Un trio féminin tunisien, issu de trois générations assez proches sont des femmes à la fois comédiennes, metteuses en scène pour le théâtre et réalisatrices pour le cinéma. Jalila Baccar, Lelia Toubel et Nidhal Guiga ont été, mardi, les invitées de la Foire Internationale du Livre de Tunis 2018 pour parler de leur visions et expérience avec l’écriture pour le théâtre. Pour elles, l’écriture comme forme d’une douleur intellectuelle ou d’une extrême exaltation où l’auteur voit toute son âme se déchaîner pour surgir sous forme de lettres, constitue une expérience unique, très individuelle mais parfois universelle et altruiste qui émane de soi pour se projeter vers l’autre.
En hommage posthume à Raja Ben Ammar, femme de théâtre disparue il y a près d’un an, des extraits de textes ont été lus par Jalila Baccar, au cours de cette rencontre animée par Sonia Chamekh, universitaire et réalisatrice pour le cinéma.
Entre le théâtre et la littérature, il a toujours été un lien qui se traduit dans des oeuvres littéraire adaptées au théâtre ou des œuvres pour le théâtre adoptées par la littérature sous formes de récits. Tel est le cas pour Jalila Baccar, femme de théâtre et dramaturge, dont la plupart des ses textes écrits pour le théâtre ont déjà été édités, qui a parlé de la nature de ses œuvres écrites essentiellement en dialectal tunisien et en arabe littéraire simplifié.
A la base comédienne, Jalila Baccar s’est orientée pour l’écriture comme elle s’exprime, “par nécessité” et cela n’a été qu’à une période assez tardive de son parcours professionnel.
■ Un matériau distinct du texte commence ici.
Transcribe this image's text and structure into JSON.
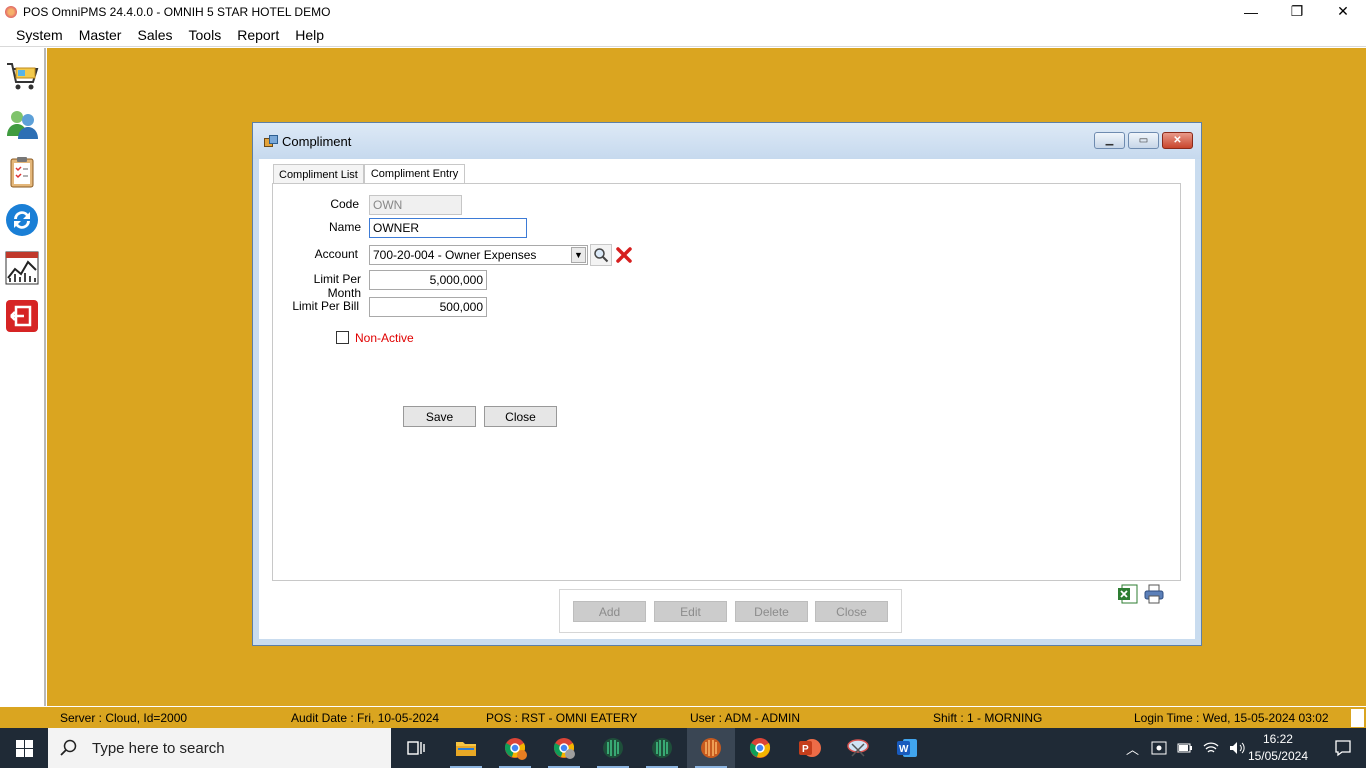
{
  "app": {
    "title": "POS OmniPMS 24.4.0.0 - OMNIH 5 STAR HOTEL DEMO",
    "window_controls": {
      "minimize": "—",
      "restore": "❐",
      "close": "✕"
    }
  },
  "menu": [
    "System",
    "Master",
    "Sales",
    "Tools",
    "Report",
    "Help"
  ],
  "left_toolbar": [
    "cart-icon",
    "users-icon",
    "clipboard-icon",
    "refresh-icon",
    "chart-icon",
    "exit-icon"
  ],
  "dialog": {
    "title": "Compliment",
    "tabs": [
      {
        "label": "Compliment List",
        "active": false
      },
      {
        "label": "Compliment Entry",
        "active": true
      }
    ],
    "form": {
      "code_label": "Code",
      "code_value": "OWN",
      "name_label": "Name",
      "name_value": "OWNER",
      "account_label": "Account",
      "account_value": "700-20-004 - Owner Expenses",
      "limit_month_label": "Limit Per Month",
      "limit_month_value": "5,000,000",
      "limit_bill_label": "Limit Per Bill",
      "limit_bill_value": "500,000",
      "nonactive_label": "Non-Active",
      "nonactive_checked": false
    },
    "actions": {
      "save": "Save",
      "close": "Close"
    },
    "bottom_buttons": {
      "add": "Add",
      "edit": "Edit",
      "delete": "Delete",
      "close": "Close"
    }
  },
  "status": {
    "server": "Server : Cloud, Id=2000",
    "audit_date": "Audit Date : Fri, 10-05-2024",
    "pos": "POS : RST - OMNI EATERY",
    "user": "User : ADM - ADMIN",
    "shift": "Shift : 1 - MORNING",
    "login_time": "Login Time : Wed, 15-05-2024 03:02"
  },
  "taskbar": {
    "search_placeholder": "Type here to search",
    "time": "16:22",
    "date": "15/05/2024"
  },
  "colors": {
    "mdi_background": "#daa520",
    "nonactive_text": "#e00000",
    "taskbar": "#1f2a36"
  }
}
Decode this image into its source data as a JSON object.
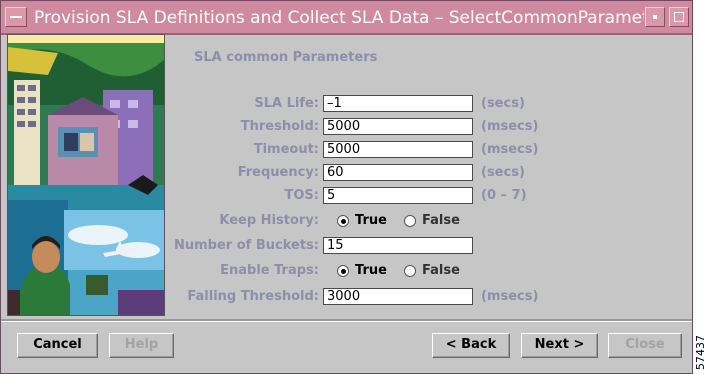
{
  "window": {
    "title": "Provision SLA Definitions and Collect SLA Data – SelectCommonParameters"
  },
  "form": {
    "section_title": "SLA common Parameters",
    "fields": [
      {
        "label": "SLA Life:",
        "value": "–1",
        "unit": "(secs)"
      },
      {
        "label": "Threshold:",
        "value": "5000",
        "unit": "(msecs)"
      },
      {
        "label": "Timeout:",
        "value": "5000",
        "unit": "(msecs)"
      },
      {
        "label": "Frequency:",
        "value": "60",
        "unit": "(secs)"
      },
      {
        "label": "TOS:",
        "value": "5",
        "unit": "(0 – 7)"
      }
    ],
    "keep_history": {
      "label": "Keep History:",
      "options": [
        "True",
        "False"
      ],
      "selected": "True"
    },
    "buckets": {
      "label": "Number of Buckets:",
      "value": "15"
    },
    "enable_traps": {
      "label": "Enable Traps:",
      "options": [
        "True",
        "False"
      ],
      "selected": "True"
    },
    "falling": {
      "label": "Falling Threshold:",
      "value": "3000",
      "unit": "(msecs)"
    }
  },
  "buttons": {
    "cancel": "Cancel",
    "help": "Help",
    "back": "< Back",
    "next": "Next >",
    "close": "Close"
  },
  "figure_number": "57437",
  "colors": {
    "titlebar": "#cf8a9f",
    "label": "#8e8eab",
    "background": "#c6c6c6"
  }
}
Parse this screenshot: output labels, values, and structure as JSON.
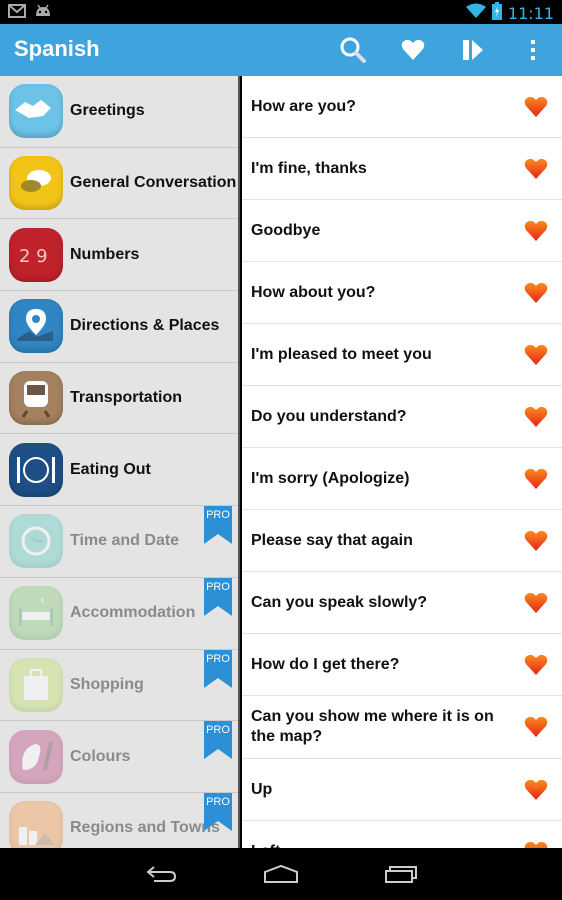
{
  "status_bar": {
    "notifications": [
      "gmail-icon",
      "android-icon"
    ],
    "wifi": "wifi-icon",
    "battery": "battery-charging-icon",
    "time": "11:11"
  },
  "action_bar": {
    "title": "Spanish",
    "actions": [
      "search-icon",
      "heart-icon",
      "play-icon",
      "overflow-menu-icon"
    ]
  },
  "categories": [
    {
      "label": "Greetings",
      "icon": "handshake-icon",
      "color": "#6cc3e6",
      "pro": false
    },
    {
      "label": "General Conversation",
      "icon": "speech-bubbles-icon",
      "color": "#f2c418",
      "pro": false
    },
    {
      "label": "Numbers",
      "icon": "numbers-icon",
      "color": "#c0222c",
      "pro": false
    },
    {
      "label": "Directions & Places",
      "icon": "map-pin-icon",
      "color": "#2f86c2",
      "pro": false
    },
    {
      "label": "Transportation",
      "icon": "train-icon",
      "color": "#a3805e",
      "pro": false
    },
    {
      "label": "Eating Out",
      "icon": "plate-cutlery-icon",
      "color": "#1d4f86",
      "pro": false
    },
    {
      "label": "Time and Date",
      "icon": "clock-icon",
      "color": "#6ed2c9",
      "pro": true
    },
    {
      "label": "Accommodation",
      "icon": "bed-icon",
      "color": "#93cd88",
      "pro": true
    },
    {
      "label": "Shopping",
      "icon": "shopping-bag-icon",
      "color": "#c6e279",
      "pro": true
    },
    {
      "label": "Colours",
      "icon": "palette-icon",
      "color": "#c45a8e",
      "pro": true
    },
    {
      "label": "Regions and Towns",
      "icon": "city-icon",
      "color": "#f5a25f",
      "pro": true
    }
  ],
  "pro_badge_label": "PRO",
  "phrases": [
    {
      "text": "How are you?",
      "favorite": true
    },
    {
      "text": "I'm fine, thanks",
      "favorite": true
    },
    {
      "text": "Goodbye",
      "favorite": true
    },
    {
      "text": "How about you?",
      "favorite": true
    },
    {
      "text": "I'm pleased to meet you",
      "favorite": true
    },
    {
      "text": "Do you understand?",
      "favorite": true
    },
    {
      "text": "I'm sorry (Apologize)",
      "favorite": true
    },
    {
      "text": "Please say that again",
      "favorite": true
    },
    {
      "text": "Can you speak slowly?",
      "favorite": true
    },
    {
      "text": "How do I get there?",
      "favorite": true
    },
    {
      "text": "Can you show me where it is on the map?",
      "favorite": true
    },
    {
      "text": "Up",
      "favorite": true
    },
    {
      "text": "Left",
      "favorite": true
    }
  ],
  "colors": {
    "action_bar": "#3fa3de",
    "heart": "#f2571b",
    "pro_badge": "#2d8fd5",
    "clock": "#33b5e5"
  },
  "nav_bar": [
    "back-icon",
    "home-icon",
    "recent-apps-icon"
  ]
}
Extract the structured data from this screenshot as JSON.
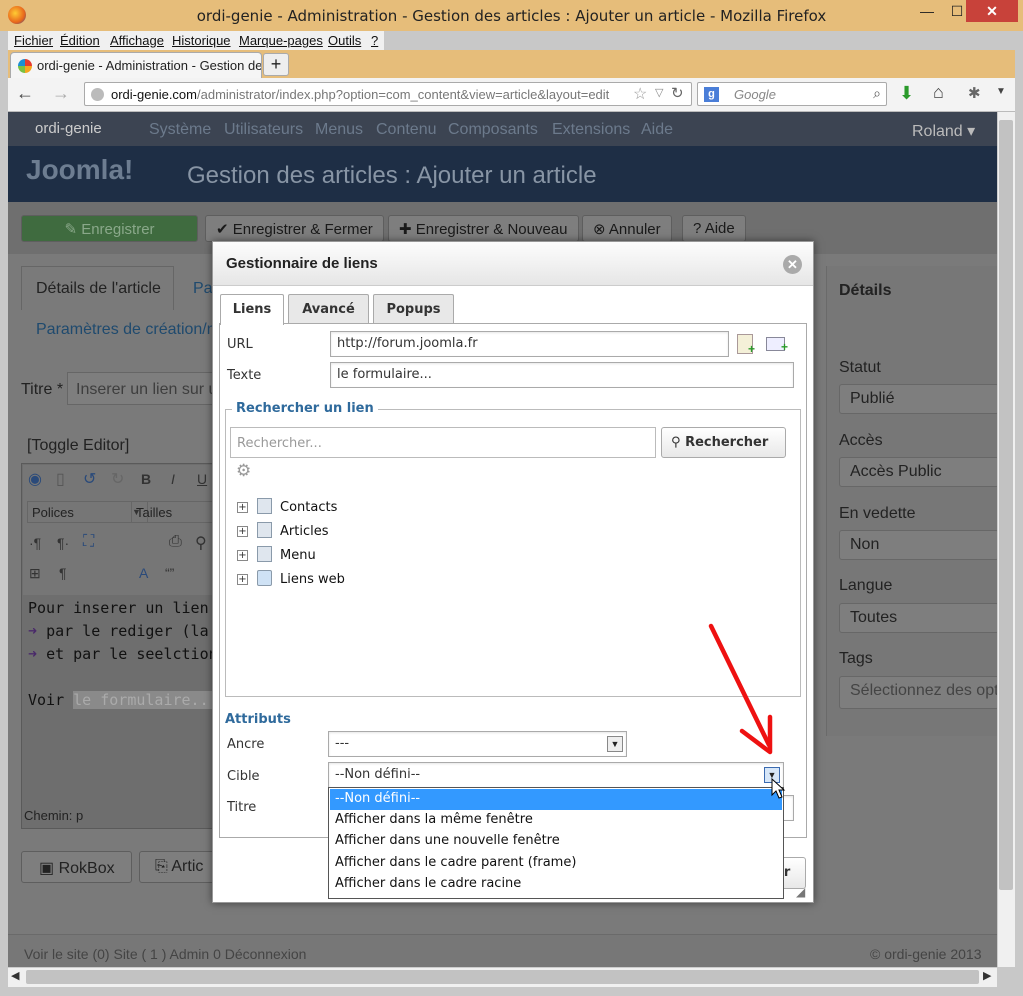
{
  "window": {
    "title": "ordi-genie - Administration - Gestion des articles : Ajouter un article - Mozilla Firefox",
    "min": "—",
    "max": "☐",
    "close": "✕"
  },
  "menubar": [
    "Fichier",
    "Édition",
    "Affichage",
    "Historique",
    "Marque-pages",
    "Outils",
    "?"
  ],
  "tab": {
    "label": "ordi-genie - Administration - Gestion de...",
    "new_tab": "+"
  },
  "nav": {
    "back": "←",
    "forward": "→",
    "url_host": "ordi-genie.com",
    "url_path": "/administrator/index.php?option=com_content&view=article&layout=edit",
    "search_placeholder": "Google",
    "search_engine": "g"
  },
  "joomla": {
    "site_name": "ordi-genie",
    "menu": [
      "Système",
      "Utilisateurs",
      "Menus",
      "Contenu",
      "Composants",
      "Extensions",
      "Aide"
    ],
    "user": "Roland ▾",
    "logo": "Joomla!",
    "page_title": "Gestion des articles : Ajouter un article",
    "toolbar": [
      "Enregistrer",
      "Enregistrer & Fermer",
      "Enregistrer & Nouveau",
      "Annuler",
      "Aide"
    ],
    "tabs": [
      "Détails de l'article",
      "Pa",
      "Paramètres de création/m"
    ],
    "title_label": "Titre *",
    "title_placeholder": "Inserer un lien sur un",
    "toggle_editor": "[Toggle Editor]",
    "fonts_select": "Polices",
    "sizes_select": "Tailles",
    "editor_lines": [
      "Pour inserer un lien sur u",
      "par le rediger (la con",
      "et par le seelctionne"
    ],
    "editor_voir": "Voir",
    "editor_link": "le formulaire...",
    "chemin": "Chemin: p",
    "rokbox": "RokBox",
    "article_btn": "Artic",
    "details_heading": "Détails",
    "right_fields": [
      {
        "label": "Statut",
        "value": "Publié"
      },
      {
        "label": "Accès",
        "value": "Accès Public"
      },
      {
        "label": "En vedette",
        "value": "Non"
      },
      {
        "label": "Langue",
        "value": "Toutes"
      },
      {
        "label": "Tags",
        "value": "Sélectionnez des opti"
      }
    ],
    "footer_left": "Voir le site  (0) Site  ( 1 ) Admin   0  Déconnexion",
    "footer_right": "© ordi-genie 2013"
  },
  "modal": {
    "title": "Gestionnaire de liens",
    "tabs": [
      "Liens",
      "Avancé",
      "Popups"
    ],
    "url_label": "URL",
    "url_value": "http://forum.joomla.fr",
    "text_label": "Texte",
    "text_value": "le formulaire...",
    "search_legend": "Rechercher un lien",
    "search_placeholder": "Rechercher...",
    "search_button": "Rechercher",
    "tree": [
      "Contacts",
      "Articles",
      "Menu",
      "Liens web"
    ],
    "attributes_heading": "Attributs",
    "anchor_label": "Ancre",
    "anchor_value": "---",
    "target_label": "Cible",
    "target_value": "--Non défini--",
    "title_label": "Titre",
    "target_options": [
      "--Non défini--",
      "Afficher dans la même fenêtre",
      "Afficher dans une nouvelle fenêtre",
      "Afficher dans le cadre parent (frame)",
      "Afficher dans le cadre racine"
    ],
    "insert_button": "er"
  },
  "colors": {
    "annotation_arrow": "#ee1111",
    "highlight": "#3399ff",
    "heading_blue": "#2f6a9c"
  }
}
Même si elle écrit pour le théâtre, elle estime que sa vocation essentielle reste celle de comédienne et non d’écrivaine.
Cet avis est effectivement partagé par certains spécialistes partant de la spécificité de l’écriture pour chacune des deux branches même si elles convergent vers une seule issue, celle de la création. L’improvisation dans le théâtre demeure également l’un des faits ayant poussé la comédienne vers l’écriture pour le théâtre.
L’écriture est assez souvent jugée un acte individualiste émanant d’une certaine volonté à redessiner les formes de nos douleurs intimes traduisant cette quête humaine à s’exprimer. A ce sujet, Leila Toubel estime que l’écriture est plutôt un acte spontané avec cette inspiration qui puisse survenir à n’importe quel moment. Pour cette créatrice initiée à l’écriture théâtrale dans des pièces comme ” Solwène” et “Houria”, les textes sont écrits soit en Arabe dialectal soit en Français, pour les besoins de certaines oeuvres adaptées au théâtre dans des pays d’Europe.
Pour elle, écrire en général ou écrire pour le théâtre, il s’agit d’”un acte, d’une vibration et d’un accouchement en douceur où chaque parole est née d’un moment de déclic” qui exprime et traduit ce qu’il y a de plus profond en elle. Une toute autre approche, est celle que Nidhal Guiga qualifie de “rapport très affectif avec l’écriture”, un sentiment qu’elle traine avec elle depuis l’enfance, une enfance qu’elle voit, un peu de recul, marquée par “une extrême solitude”, – du fait de sa vie loin de ses parents- et cette timidité qu’elle a “toujours du mal à vaincre”.
Avec l’âge, elle a pris conscience d’un nouveau rapport qui commençait à s’installer avec l’écriture “transformé de l’affectif vers l’intellectuel “, pour le compte d’une “écriture assez cérébrale” pour qu’enfin elle arrive à “rallier l’intellectuel à l’affectif”.